Ways to cut back on single-use products:
- Take reusable bags when you go shopping (including for fruits and vegetables)
- Take your own container when you go get takeaway rather than using single-use takeaway containers
- Opt-out of single-use cutlery when you order takeaway or delivery
- Bring your own cup the next time you order a cup of coffee
- If you’re having a big party, rent tableware and cutlery rather than purchasing single-use
- Take reusable cups, plates, and cutlery on your next camping trip or gathering
- Say no thank you to straws (the plastic ones)
Never release balloons into the air.
As fun and exciting as it is to watch the beautiful colors escape into the vast sky, curb your urge to release balloons into the sky. What goes up, must come down. Instead, pop your balloons and throw them into the trash. It’s a small action you can take to protect the ocean.

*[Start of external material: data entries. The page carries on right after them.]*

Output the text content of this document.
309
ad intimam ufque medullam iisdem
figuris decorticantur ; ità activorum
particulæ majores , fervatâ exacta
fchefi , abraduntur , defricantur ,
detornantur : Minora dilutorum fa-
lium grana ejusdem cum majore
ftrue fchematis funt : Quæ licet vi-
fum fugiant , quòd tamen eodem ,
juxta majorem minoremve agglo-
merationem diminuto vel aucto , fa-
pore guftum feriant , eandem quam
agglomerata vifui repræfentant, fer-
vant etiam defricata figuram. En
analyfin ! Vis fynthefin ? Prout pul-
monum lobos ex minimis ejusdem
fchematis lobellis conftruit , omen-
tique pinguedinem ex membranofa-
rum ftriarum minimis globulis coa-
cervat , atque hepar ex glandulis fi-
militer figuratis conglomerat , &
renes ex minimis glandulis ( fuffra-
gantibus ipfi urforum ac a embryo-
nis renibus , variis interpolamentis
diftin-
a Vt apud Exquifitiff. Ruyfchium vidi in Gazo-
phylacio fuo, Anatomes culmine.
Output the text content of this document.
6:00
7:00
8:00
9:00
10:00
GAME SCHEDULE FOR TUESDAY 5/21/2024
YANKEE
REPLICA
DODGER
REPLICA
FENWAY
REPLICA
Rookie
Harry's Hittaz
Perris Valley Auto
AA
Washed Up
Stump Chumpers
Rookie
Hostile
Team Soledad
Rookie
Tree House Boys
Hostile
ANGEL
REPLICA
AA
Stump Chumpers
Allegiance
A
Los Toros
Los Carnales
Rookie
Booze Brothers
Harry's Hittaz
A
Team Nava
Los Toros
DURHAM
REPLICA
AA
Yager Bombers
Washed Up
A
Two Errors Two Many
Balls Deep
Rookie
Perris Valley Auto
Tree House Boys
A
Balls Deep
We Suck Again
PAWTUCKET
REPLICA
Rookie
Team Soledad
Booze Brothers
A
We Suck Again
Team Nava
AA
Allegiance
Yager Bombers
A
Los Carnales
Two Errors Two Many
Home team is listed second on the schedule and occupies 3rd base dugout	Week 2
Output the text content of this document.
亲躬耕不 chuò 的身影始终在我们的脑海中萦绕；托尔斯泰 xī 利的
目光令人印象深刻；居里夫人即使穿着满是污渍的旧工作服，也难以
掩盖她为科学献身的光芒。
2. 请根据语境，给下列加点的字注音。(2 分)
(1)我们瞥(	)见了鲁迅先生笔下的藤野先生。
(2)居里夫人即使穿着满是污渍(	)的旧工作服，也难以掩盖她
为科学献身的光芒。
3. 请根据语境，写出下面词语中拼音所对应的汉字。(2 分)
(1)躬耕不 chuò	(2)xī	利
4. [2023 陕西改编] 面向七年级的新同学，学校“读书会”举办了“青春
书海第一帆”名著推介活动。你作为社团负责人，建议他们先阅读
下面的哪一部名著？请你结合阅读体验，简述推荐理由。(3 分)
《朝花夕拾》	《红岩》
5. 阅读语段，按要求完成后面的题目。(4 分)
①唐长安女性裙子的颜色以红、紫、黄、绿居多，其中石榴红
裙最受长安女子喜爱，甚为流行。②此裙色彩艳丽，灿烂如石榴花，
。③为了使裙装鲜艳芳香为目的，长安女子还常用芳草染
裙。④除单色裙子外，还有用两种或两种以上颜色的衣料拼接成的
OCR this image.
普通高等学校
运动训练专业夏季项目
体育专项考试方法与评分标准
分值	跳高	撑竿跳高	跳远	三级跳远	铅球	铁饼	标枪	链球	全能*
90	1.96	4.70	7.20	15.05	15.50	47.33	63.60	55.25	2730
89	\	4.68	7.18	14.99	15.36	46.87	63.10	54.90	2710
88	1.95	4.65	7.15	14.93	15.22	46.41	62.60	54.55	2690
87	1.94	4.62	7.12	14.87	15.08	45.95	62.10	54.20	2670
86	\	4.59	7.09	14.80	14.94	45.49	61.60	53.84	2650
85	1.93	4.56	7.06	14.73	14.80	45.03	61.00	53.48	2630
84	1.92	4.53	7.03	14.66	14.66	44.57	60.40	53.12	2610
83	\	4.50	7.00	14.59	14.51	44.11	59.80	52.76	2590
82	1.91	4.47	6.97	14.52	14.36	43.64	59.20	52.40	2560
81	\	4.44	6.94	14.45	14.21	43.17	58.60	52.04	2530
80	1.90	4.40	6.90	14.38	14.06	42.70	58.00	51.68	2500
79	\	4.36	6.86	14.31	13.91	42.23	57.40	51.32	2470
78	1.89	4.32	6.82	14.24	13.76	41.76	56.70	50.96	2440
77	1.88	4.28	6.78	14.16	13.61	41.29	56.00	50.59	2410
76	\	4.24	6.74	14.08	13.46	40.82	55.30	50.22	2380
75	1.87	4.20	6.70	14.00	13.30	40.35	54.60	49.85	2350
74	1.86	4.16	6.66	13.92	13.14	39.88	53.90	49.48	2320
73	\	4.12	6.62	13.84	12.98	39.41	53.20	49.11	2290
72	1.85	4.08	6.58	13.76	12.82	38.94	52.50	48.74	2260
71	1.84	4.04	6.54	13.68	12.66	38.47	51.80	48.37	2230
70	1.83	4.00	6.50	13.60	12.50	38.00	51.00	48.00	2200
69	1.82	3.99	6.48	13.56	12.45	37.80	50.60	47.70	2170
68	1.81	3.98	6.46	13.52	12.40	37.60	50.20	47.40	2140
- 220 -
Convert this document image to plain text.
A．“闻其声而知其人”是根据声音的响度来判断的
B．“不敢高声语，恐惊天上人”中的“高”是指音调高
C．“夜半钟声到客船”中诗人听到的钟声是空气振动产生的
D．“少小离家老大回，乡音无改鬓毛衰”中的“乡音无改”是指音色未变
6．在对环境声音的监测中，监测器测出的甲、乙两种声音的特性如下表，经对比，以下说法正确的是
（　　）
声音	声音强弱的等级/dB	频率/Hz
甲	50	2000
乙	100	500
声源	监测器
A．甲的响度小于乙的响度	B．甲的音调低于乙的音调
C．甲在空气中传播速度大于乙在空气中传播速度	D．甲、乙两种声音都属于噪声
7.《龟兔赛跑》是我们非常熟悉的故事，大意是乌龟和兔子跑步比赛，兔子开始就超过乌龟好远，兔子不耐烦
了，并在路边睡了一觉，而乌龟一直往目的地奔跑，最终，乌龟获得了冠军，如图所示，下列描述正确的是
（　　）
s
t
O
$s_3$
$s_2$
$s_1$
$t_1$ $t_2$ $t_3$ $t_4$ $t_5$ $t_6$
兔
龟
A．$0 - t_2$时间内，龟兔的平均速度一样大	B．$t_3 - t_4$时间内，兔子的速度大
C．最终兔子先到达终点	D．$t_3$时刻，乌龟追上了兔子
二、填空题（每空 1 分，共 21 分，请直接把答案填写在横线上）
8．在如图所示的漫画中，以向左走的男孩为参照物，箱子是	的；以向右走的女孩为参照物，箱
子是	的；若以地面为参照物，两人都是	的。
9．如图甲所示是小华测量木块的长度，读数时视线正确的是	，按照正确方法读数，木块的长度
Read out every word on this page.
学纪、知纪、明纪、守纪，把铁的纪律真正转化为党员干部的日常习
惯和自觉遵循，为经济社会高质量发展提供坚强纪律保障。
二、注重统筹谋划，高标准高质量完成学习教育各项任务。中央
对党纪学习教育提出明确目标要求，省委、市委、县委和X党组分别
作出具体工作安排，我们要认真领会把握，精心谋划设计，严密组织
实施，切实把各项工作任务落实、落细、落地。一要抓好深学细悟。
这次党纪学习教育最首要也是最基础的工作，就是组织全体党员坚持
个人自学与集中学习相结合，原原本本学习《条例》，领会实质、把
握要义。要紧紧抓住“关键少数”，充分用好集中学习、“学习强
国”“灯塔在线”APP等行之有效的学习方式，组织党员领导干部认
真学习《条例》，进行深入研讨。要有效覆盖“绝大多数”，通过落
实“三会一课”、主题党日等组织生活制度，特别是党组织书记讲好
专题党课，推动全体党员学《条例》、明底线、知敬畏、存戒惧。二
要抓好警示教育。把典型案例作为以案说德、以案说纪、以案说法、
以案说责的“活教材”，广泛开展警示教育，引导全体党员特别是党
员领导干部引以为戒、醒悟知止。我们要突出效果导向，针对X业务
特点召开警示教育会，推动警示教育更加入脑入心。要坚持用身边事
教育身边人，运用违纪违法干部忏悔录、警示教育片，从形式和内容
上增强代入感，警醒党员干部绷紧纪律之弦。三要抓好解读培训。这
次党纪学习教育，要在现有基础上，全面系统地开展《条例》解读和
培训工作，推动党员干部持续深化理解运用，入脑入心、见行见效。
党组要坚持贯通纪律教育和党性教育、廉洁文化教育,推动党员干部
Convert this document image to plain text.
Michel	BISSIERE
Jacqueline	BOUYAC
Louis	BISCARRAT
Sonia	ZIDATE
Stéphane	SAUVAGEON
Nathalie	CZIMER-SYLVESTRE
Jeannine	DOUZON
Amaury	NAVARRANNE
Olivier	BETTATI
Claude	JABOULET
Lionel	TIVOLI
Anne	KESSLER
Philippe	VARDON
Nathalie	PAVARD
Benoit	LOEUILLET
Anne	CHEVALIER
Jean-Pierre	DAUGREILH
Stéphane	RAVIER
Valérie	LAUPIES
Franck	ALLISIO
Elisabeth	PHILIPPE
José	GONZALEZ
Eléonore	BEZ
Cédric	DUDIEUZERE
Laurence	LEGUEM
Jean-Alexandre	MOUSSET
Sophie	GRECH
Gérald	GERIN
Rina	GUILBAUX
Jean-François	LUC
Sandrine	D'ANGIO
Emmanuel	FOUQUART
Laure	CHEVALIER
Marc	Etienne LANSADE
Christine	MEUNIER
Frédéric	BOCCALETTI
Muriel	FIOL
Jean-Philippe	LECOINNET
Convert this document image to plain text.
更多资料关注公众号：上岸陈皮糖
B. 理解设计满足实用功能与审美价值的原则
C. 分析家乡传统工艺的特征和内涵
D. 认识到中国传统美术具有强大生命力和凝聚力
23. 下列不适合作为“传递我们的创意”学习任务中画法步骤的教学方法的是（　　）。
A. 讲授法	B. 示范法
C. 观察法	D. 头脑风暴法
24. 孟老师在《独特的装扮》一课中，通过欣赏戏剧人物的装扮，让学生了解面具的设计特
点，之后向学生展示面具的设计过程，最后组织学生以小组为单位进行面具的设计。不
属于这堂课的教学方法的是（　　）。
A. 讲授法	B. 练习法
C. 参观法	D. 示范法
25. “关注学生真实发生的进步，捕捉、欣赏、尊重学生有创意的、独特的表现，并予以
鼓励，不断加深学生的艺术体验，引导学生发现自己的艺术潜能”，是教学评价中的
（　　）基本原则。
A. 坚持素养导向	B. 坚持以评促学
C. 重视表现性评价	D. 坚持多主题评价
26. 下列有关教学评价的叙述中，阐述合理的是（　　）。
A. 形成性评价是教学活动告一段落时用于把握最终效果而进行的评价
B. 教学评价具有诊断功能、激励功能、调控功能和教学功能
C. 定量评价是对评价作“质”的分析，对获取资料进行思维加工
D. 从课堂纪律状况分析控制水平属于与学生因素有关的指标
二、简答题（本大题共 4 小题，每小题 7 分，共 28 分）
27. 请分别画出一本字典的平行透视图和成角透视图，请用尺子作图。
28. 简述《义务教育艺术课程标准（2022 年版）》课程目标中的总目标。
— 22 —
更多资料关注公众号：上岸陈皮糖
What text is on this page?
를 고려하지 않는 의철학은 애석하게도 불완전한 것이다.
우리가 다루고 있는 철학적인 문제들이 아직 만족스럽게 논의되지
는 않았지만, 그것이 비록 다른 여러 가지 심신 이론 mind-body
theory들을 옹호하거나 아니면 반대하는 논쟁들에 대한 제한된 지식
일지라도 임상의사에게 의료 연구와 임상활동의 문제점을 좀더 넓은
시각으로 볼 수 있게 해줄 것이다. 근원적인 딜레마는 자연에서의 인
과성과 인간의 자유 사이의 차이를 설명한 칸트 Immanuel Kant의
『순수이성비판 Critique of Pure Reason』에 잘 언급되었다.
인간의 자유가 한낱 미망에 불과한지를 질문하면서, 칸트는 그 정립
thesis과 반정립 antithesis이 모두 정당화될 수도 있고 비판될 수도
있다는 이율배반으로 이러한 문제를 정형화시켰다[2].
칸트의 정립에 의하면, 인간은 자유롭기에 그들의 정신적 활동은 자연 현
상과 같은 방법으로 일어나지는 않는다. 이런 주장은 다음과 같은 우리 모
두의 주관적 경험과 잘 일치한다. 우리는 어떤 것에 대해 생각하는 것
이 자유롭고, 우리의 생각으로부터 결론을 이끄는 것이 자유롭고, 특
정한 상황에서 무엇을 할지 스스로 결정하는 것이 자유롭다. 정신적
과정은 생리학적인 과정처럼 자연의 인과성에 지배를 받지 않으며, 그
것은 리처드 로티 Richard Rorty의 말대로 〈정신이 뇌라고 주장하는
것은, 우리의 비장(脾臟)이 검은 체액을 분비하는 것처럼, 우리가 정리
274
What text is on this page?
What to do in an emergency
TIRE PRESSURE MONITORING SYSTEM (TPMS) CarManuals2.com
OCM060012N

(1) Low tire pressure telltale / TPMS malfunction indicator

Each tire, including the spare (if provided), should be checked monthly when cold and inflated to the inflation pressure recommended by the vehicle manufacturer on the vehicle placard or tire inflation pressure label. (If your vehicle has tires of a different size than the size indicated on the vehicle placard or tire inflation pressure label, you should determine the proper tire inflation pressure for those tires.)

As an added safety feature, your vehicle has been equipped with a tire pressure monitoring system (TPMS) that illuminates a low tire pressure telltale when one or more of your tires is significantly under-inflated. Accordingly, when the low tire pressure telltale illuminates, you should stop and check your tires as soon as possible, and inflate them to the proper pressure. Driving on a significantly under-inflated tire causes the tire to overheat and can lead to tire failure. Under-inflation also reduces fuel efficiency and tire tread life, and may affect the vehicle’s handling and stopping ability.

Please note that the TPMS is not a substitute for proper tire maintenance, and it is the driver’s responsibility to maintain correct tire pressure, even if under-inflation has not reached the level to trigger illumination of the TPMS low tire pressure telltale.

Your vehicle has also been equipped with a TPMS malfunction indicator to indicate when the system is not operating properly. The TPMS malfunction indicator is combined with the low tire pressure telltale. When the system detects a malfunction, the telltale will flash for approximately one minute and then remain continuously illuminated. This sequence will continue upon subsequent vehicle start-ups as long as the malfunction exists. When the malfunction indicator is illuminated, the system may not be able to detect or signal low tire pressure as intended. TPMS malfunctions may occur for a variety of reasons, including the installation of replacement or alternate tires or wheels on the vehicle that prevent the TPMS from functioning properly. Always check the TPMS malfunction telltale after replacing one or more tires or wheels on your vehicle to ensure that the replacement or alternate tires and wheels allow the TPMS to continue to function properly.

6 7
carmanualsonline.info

Balloons often end up in the ocean where animals swallow them by accident causing a blockage in their digestive tract or they can get entangled in their strings.
Save Energy, Reduce Acidity in the Ocean.
We have been hearing for years about the negative consequences of carbon dioxide on the environment, but did you know that it also is creating another crisis in the ocean? The uptake of carbon dioxide from the atmosphere is resulting in an ongoing decrease in the pH value of the Earth’s oceans. This is referred to as “ocean acidification.”
Much of the world’s carbon dioxide output is a result of energy production. In 2020, 1.55 billion metric tons of emissions were produced through the generation of electricity by the electric power industry in the United States alone. The good news is that we can all easily do our parts to save energy and reduce these emissions. Turning off lights when you leave the room, not running the air conditioner with the door open, turning off the water when you’re brushing your teeth or shaving, running a shorter cycle on your washer and dryer, and walking instead of driving are just a few simple things you can do to save energy and protect our oceans.
Properly dispose of cigarette butts
Cigarette butts are the main source of ocean pollution – more than plastic wrappers, containers, bottle caps, eating utensils, and bottles, combined. Why are cigarette butts such a challenge?
- There is no way to recycle cigarette butts
- The sheer numbers – an estimated 1.1 billion people around the world smoke which means 136,000 cigarette butts are discarded every second.
- What’s inside – cigarettes contain approximately 4,000 different chemicals including tar, nicotine, heavy metals, etc. When cigarette butts end up in the ocean, those chemicals – many of which are carcinogens that cause cancer – end up contaminating the water.
- They stick around for a long time – because the main component of the cigarette filter is cellulose acetate, a plastic that takes over a decade to break down.
If you eat seafood, eat responsible seafood.
Seafood is a main source of protein for people around the world with over 143 million tons of seafood consumed globally based on the 2011 baseline information reported. So, it is important not only to protect the Earth’s largest ecosystem but also this important food source for us humans. We can do this by eating sustainable seafood. What is sustainable seafood? Sustainable seafood is seafood that is caught or farmed in a way that considers the long-term vitality of the harvest species and the well-being of the oceans, as well as the livelihoods of fisheries-dependent communities.
According to the United States Department of Commerce’s National Oceanic and Atmospheric Administration in order for seafood to be considered sustainable it must comply with the following management plan:
- Consider social and economic outcomes for fishing communities.
- Prevent overfishing.
- Rebuild depleted stocks.
- Minimize bycatch and interactions with protected species.
- Identify and conserve essential fish habitats.
If your local grocery store doesn’t have sustainable seafood, make a request to show your interest and support.